The architecture mapping system 500 can add artificial neurons to
the architecture 502 in addition to those specified by nodes in the
sub-graph 512 (or the graph 501), and designate the added neurons
as input artificial neurons and output artificial neurons. For
example, for a brain emulation neural network 516 that is
configured to process an input including a 100.times.100 image to
generate an output indicating whether the image is included in each
of 1000 categories, the architecture mapping system 500 can add
10,000 (=100.times.100) input artificial neurons and 1000 output
artificial neurons to the architecture. Input and output artificial
neurons that are added to the architecture 502 can be connected to
the other neurons in the architecture in any of a variety of ways.
For example, the input and output artificial neurons can be densely
connected to every other neuron in the architecture.

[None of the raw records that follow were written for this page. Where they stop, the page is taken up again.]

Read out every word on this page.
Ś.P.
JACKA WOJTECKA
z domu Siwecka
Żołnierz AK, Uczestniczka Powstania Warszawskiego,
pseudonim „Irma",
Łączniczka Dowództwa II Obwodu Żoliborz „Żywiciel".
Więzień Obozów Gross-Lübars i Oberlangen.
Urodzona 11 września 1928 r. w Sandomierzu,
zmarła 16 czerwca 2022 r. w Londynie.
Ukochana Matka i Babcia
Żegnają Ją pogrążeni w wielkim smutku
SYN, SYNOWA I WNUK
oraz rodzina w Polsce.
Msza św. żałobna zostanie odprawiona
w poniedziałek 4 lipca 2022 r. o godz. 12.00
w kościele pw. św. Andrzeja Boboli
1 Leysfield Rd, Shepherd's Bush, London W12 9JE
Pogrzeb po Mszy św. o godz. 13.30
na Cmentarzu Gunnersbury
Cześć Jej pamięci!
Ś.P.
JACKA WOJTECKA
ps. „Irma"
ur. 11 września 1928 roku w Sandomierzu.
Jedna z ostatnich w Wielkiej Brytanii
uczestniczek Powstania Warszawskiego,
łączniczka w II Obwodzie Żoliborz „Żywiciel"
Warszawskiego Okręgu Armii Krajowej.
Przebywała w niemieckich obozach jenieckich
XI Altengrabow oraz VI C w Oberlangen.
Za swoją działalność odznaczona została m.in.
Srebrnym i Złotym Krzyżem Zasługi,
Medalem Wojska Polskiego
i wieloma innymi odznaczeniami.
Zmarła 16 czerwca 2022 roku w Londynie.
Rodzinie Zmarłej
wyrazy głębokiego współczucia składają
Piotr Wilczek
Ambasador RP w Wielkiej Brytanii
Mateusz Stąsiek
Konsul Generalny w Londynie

[0127] Various operations performed by the described architecture
mapping system 500 are optional or can be implemented in a
different order. For example, the architecture mapping system 500
can refrain from applying transformation operations to the graph
501 using the transformation engine 504, and refrain from
extracting a sub-graph 512 from the graph 501 using the feature
generation engine 506, the node classification engine 508, and the
nucleus classification engine 518. In this example, the
architecture mapping system 500 can directly map the graph 501 to
the neural network architecture 502, e.g., by mapping each node in
the graph to an artificial neuron and mapping each edge in the
graph to a connection in the architecture, as described above.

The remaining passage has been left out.